Diabete, miopia ed età, attenzione alla retina

 

La retinopatia diabetica è la prima causa di cecità tra gli statunitensi in età lavorativa, tra i 21 e i 64 anni, e genera il 14% dei nuovi casi di cecità osservati ogni anno, pari a circa 20.000 nuovi casi ogni anno solo in quel Paese. In età più avanzata invece la principale causa di perdita grave della visione centrale è la degenerazione maculare senile, una malattia legata all’invecchiamento che colpisce la macula, ossia la porzione più centrale della retina. Altra patologia che colpisce più frequentemente la popolazione oltre i 50 anni, è il distacco di retina, che solo in una minima parte di casi è conseguente a traumi violenti, mentre per lo più consegue a patologie degenerative della periferia retinica.

«Per alcune di queste patologie la prevenzione è fondamentale – dice il dottor Mario Romano, che presso Humanitas Centro Oculistico si occupa in particolare delle malattie della retina –. Nel caso del diabete, per esempio, collaboriamo con la Sezione di Diabetologia dell’Istituto Clinico Humanitas, affinché tutti i pazienti cui viene diagnosticata la malattia siano controllati e seguiti da subito a intervalli ben definiti».

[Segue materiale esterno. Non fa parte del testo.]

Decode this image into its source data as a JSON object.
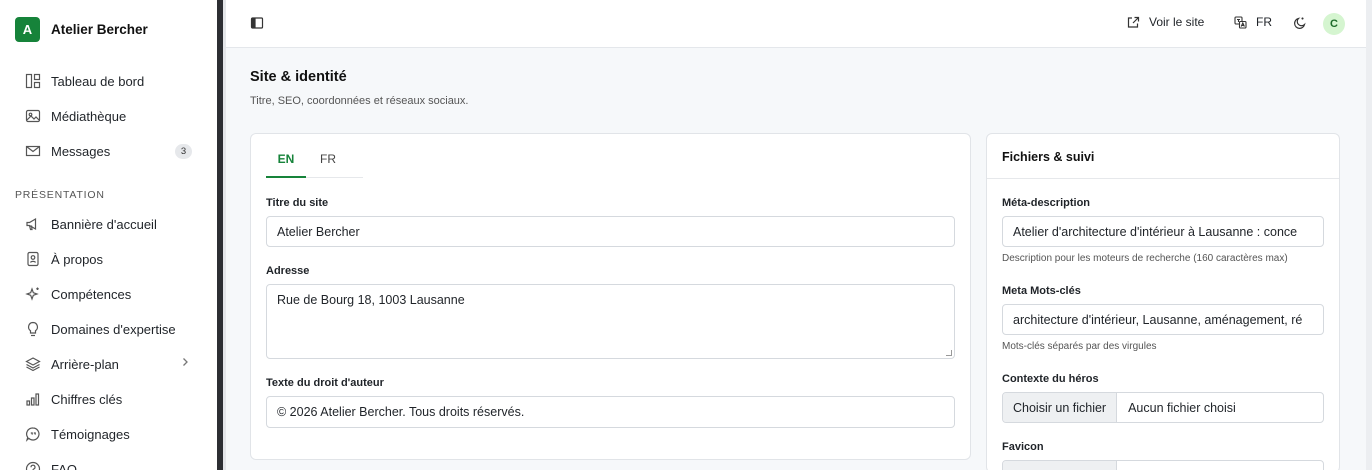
{
  "app": {
    "brand_initial": "A",
    "brand_name": "Atelier Bercher",
    "accent": "#16833a"
  },
  "sidebar": {
    "items": [
      {
        "label": "Tableau de bord",
        "icon": "dashboard-icon"
      },
      {
        "label": "Médiathèque",
        "icon": "image-icon"
      },
      {
        "label": "Messages",
        "icon": "mail-icon",
        "badge": "3"
      }
    ],
    "section_label": "PRÉSENTATION",
    "section_items": [
      {
        "label": "Bannière d'accueil",
        "icon": "megaphone-icon"
      },
      {
        "label": "À propos",
        "icon": "id-card-icon"
      },
      {
        "label": "Compétences",
        "icon": "sparkles-icon"
      },
      {
        "label": "Domaines d'expertise",
        "icon": "lightbulb-icon"
      },
      {
        "label": "Arrière-plan",
        "icon": "layers-icon",
        "has_submenu": true
      },
      {
        "label": "Chiffres clés",
        "icon": "bar-chart-icon"
      },
      {
        "label": "Témoignages",
        "icon": "quote-icon"
      },
      {
        "label": "FAQ",
        "icon": "help-circle-icon"
      }
    ]
  },
  "topbar": {
    "view_site": "Voir le site",
    "language": "FR",
    "avatar_initial": "C"
  },
  "page": {
    "title": "Site & identité",
    "subtitle": "Titre, SEO, coordonnées et réseaux sociaux."
  },
  "identity_form": {
    "tabs": [
      "EN",
      "FR"
    ],
    "active_tab": "EN",
    "site_title_label": "Titre du site",
    "site_title_value": "Atelier Bercher",
    "address_label": "Adresse",
    "address_value": "Rue de Bourg 18, 1003 Lausanne",
    "copyright_label": "Texte du droit d'auteur",
    "copyright_value": "© 2026 Atelier Bercher. Tous droits réservés."
  },
  "files_panel": {
    "title": "Fichiers & suivi",
    "meta_description_label": "Méta-description",
    "meta_description_value": "Atelier d'architecture d'intérieur à Lausanne : conce",
    "meta_description_help": "Description pour les moteurs de recherche (160 caractères max)",
    "meta_keywords_label": "Meta Mots-clés",
    "meta_keywords_value": "architecture d'intérieur, Lausanne, aménagement, ré",
    "meta_keywords_help": "Mots-clés séparés par des virgules",
    "hero_context_label": "Contexte du héros",
    "file_button": "Choisir un fichier",
    "file_status": "Aucun fichier choisi",
    "favicon_label": "Favicon"
  }
}
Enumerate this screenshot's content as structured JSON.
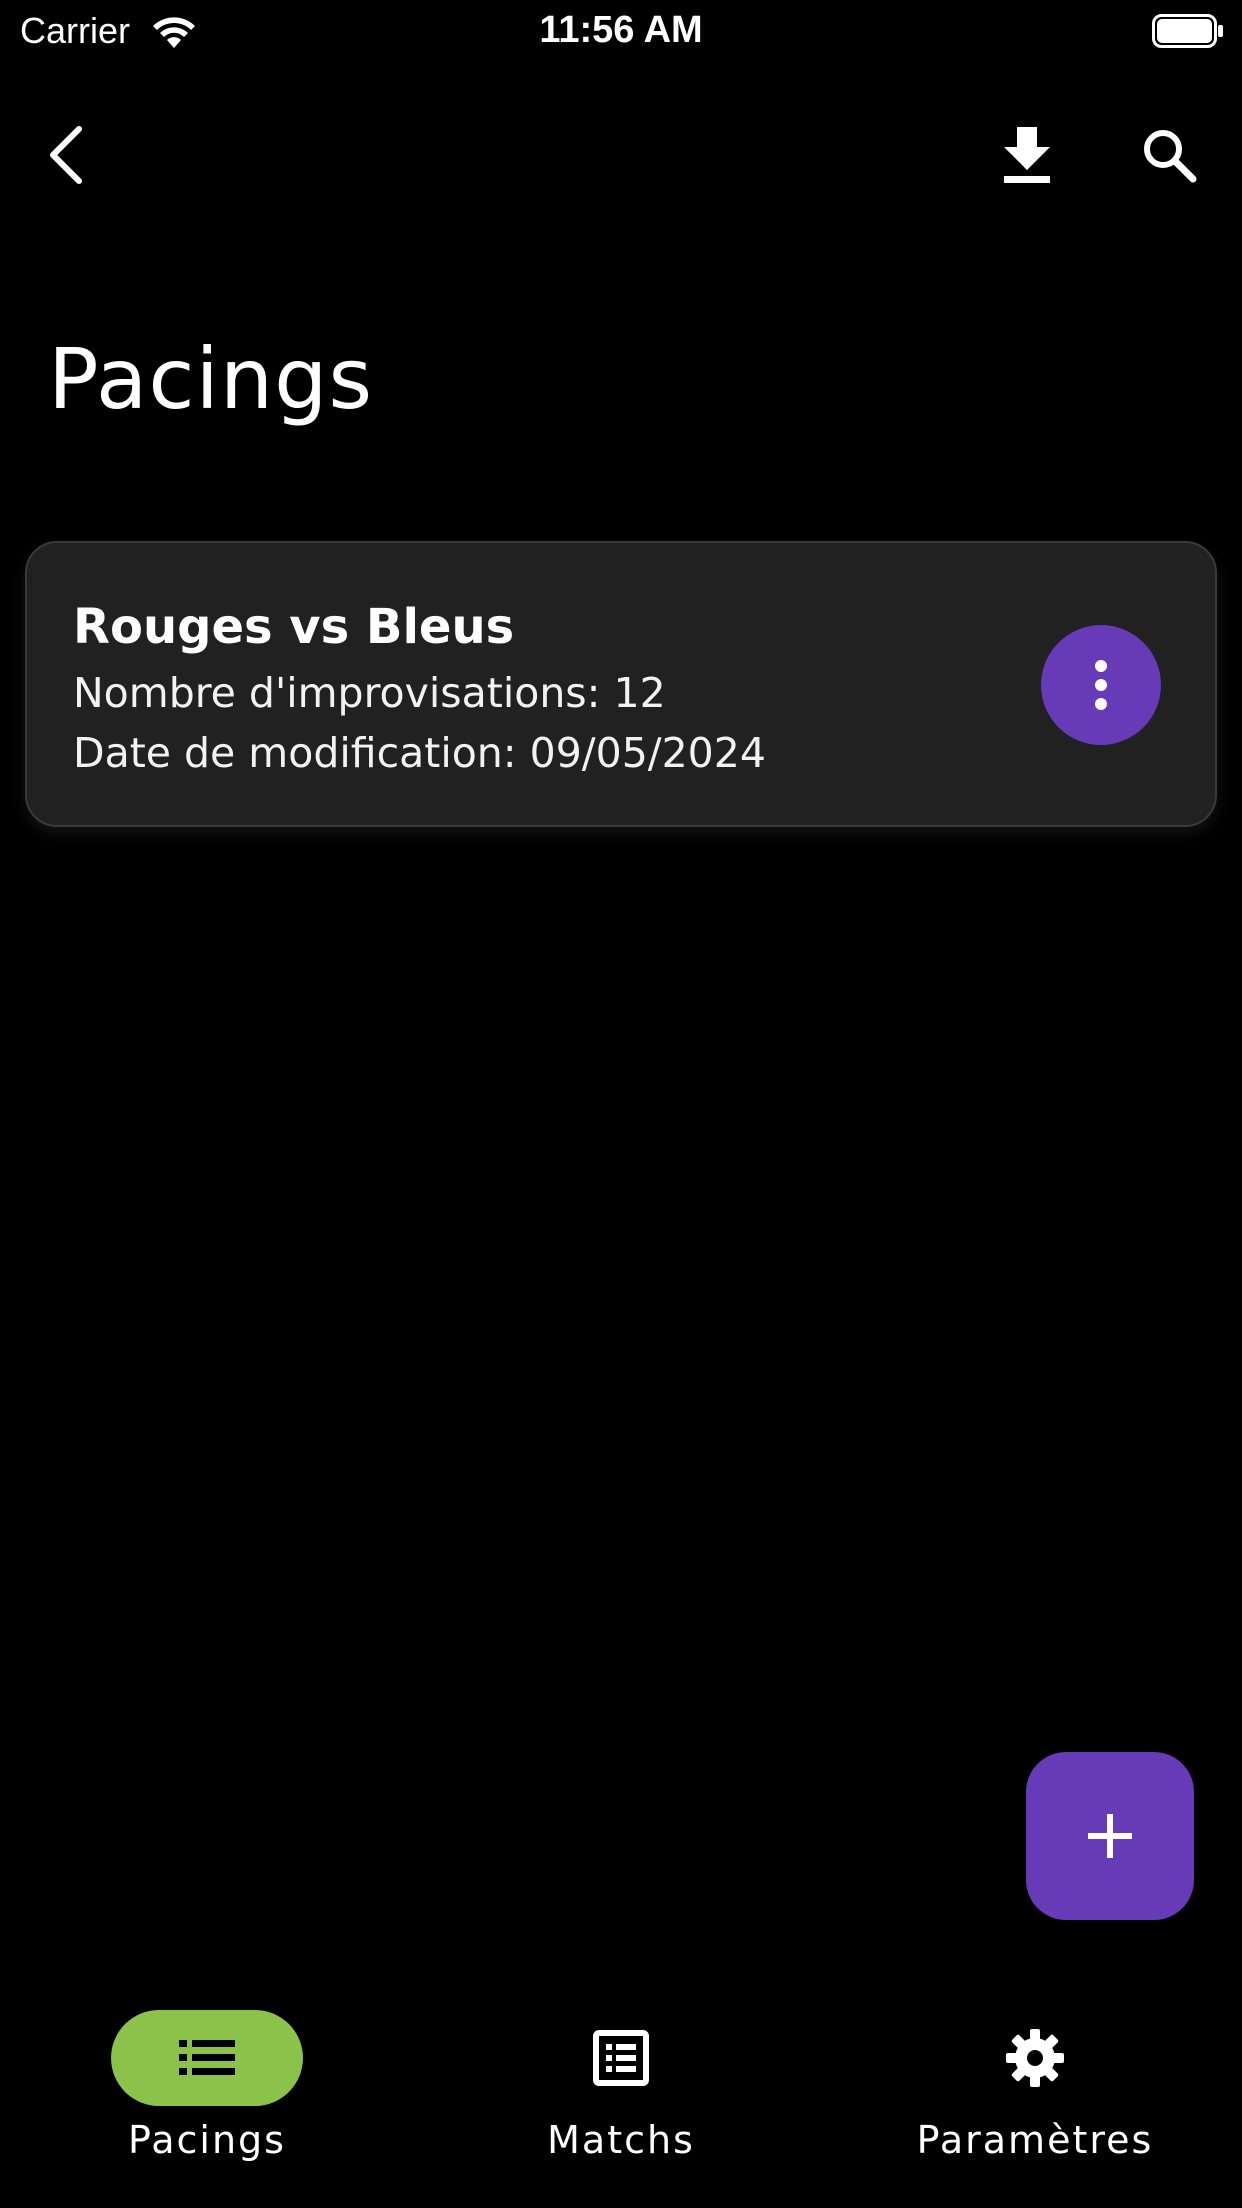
{
  "status_bar": {
    "carrier": "Carrier",
    "time": "11:56 AM"
  },
  "app_bar": {
    "back_icon": "arrow-back-icon",
    "download_icon": "download-icon",
    "search_icon": "search-icon"
  },
  "page": {
    "title": "Pacings"
  },
  "cards": [
    {
      "title": "Rouges vs Bleus",
      "line1": "Nombre d'improvisations: 12",
      "line2": "Date de modification: 09/05/2024",
      "menu_icon": "more-vert-icon"
    }
  ],
  "fab": {
    "icon": "add-icon"
  },
  "bottom_nav": {
    "items": [
      {
        "label": "Pacings",
        "icon": "list-icon",
        "active": true
      },
      {
        "label": "Matchs",
        "icon": "list-alt-icon",
        "active": false
      },
      {
        "label": "Paramètres",
        "icon": "settings-icon",
        "active": false
      }
    ]
  },
  "colors": {
    "background": "#000000",
    "card": "#212121",
    "accent_purple": "#673ab7",
    "active_green": "#8bc34a"
  }
}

Quanto conta la prevenzione

Gestendo appropriatamente la retinopatia diabetica, infatti, il rischio a 5 anni di sviluppare cecità nei pazienti ad alto rischio (quelli in cui la retinopatia è definita proliferante) è ridotto del 90% e il rischio di perdita della funzionalità si riduce del 50%. Purtroppo però i dati dicono che solo alla metà dei pazienti diabetici viene controllato il fondo dell’occhio periodicamente, per cui molti pazienti diventano legalmente ciechi per un’inadeguata assistenza sanitaria. Anche la degenerazione maculare senile è talora riconosciuta tardivamente, quando il danno ormai è irrimediabile. Per prevenirla si può cercare di ridurre i suoi fattori di rischio, ove possibile, controllando l’ipertensione, evitando il fumo e attenendosi a un’alimentazione sana ricca di frutta, verdura e pesce. È utile una visita oculistica dopo i 50 anni e, se indicato dal medico, eseguire periodici test di autovalutazione per identificare tempestivamente eventuali modificazioni funzionali.

Dagli integratori ai farmaci

Nella degenerazione maculare, come in molte patologie correlate all’età, il danno progressivo prodotto dai processi ossidativi a livello cellulare svolge un ruolo chiave nello sviluppo e progressione della patologia. I risultati di studi clinici internazionali suggeriscono che l’integrazione alimentare con antiossidanti quali zinco, vitamina C, vitamina E e betacarotene possa avere un’azione protettiva sulla retina.

«Ai pazienti affetti da degenerazione maculare senile non essudativa o “secca” oggi si prescrivono quindi integratori alimentari per ridurre il rischio che la degenerazione progredisca o si evolva in forma essudativa o “umida” – spiega il dottor Romano –. In caso di degenerazione maculare essudativa, invece, il trattamento più efficace al momento si avvale di farmaci (anti-VEGF) che contrastano lo sviluppo di nuovi vasi coroideali. Tali farmaci sono periodicamente iniettati direttamente nell’occhio con cicli di trattamenti, in media circa 6 iniezioni in un anno».

L’iniezione del farmaco nell’occhio per quanto invasiva è meno dolorosa di una iniezione intramuscolo, si esegue in ambiente sterile e in anestesia topica, con i soli colliri anestetici. Da qualche mese questo trattamento è stato approvato anche per la cura della maculopatia diabetica, per la quale tuttavia restano valide anche altre modalità di trattamento, come la tradizionale fotocoagulazione laser.

Quando occorre il bisturi

In alcuni casi occorre invece ricorrere a veri e propri interventi chirurgici. In Humanitas la chirurgia vitreo retinica è supportata da:

  • sistemi di visione panoramici e sistemi a contatto;
  • vitrectomi di ultima generazione in grado di garantire una chirurgia minivasiva e a un’altissima frequenza di taglio;
  • sistemi integrati tramite trattamenti laser o criotrattamento;
  • sostanze tamponanti a elevata stabilità e biocompatibilità, in grado di minimizzare le reazioni infiammatorie e favorire la chiusura dei fori maculari e delle rotture retiniche.

«Tale supporto tecnologico permette al chirurgo una minore invasività e una maggiore sicurezza nelle procedure chirurgiche – conclude l’oculista di Humanitas –, e al paziente un migliore decorso post-operatorio e un più rapido recupero funzionale».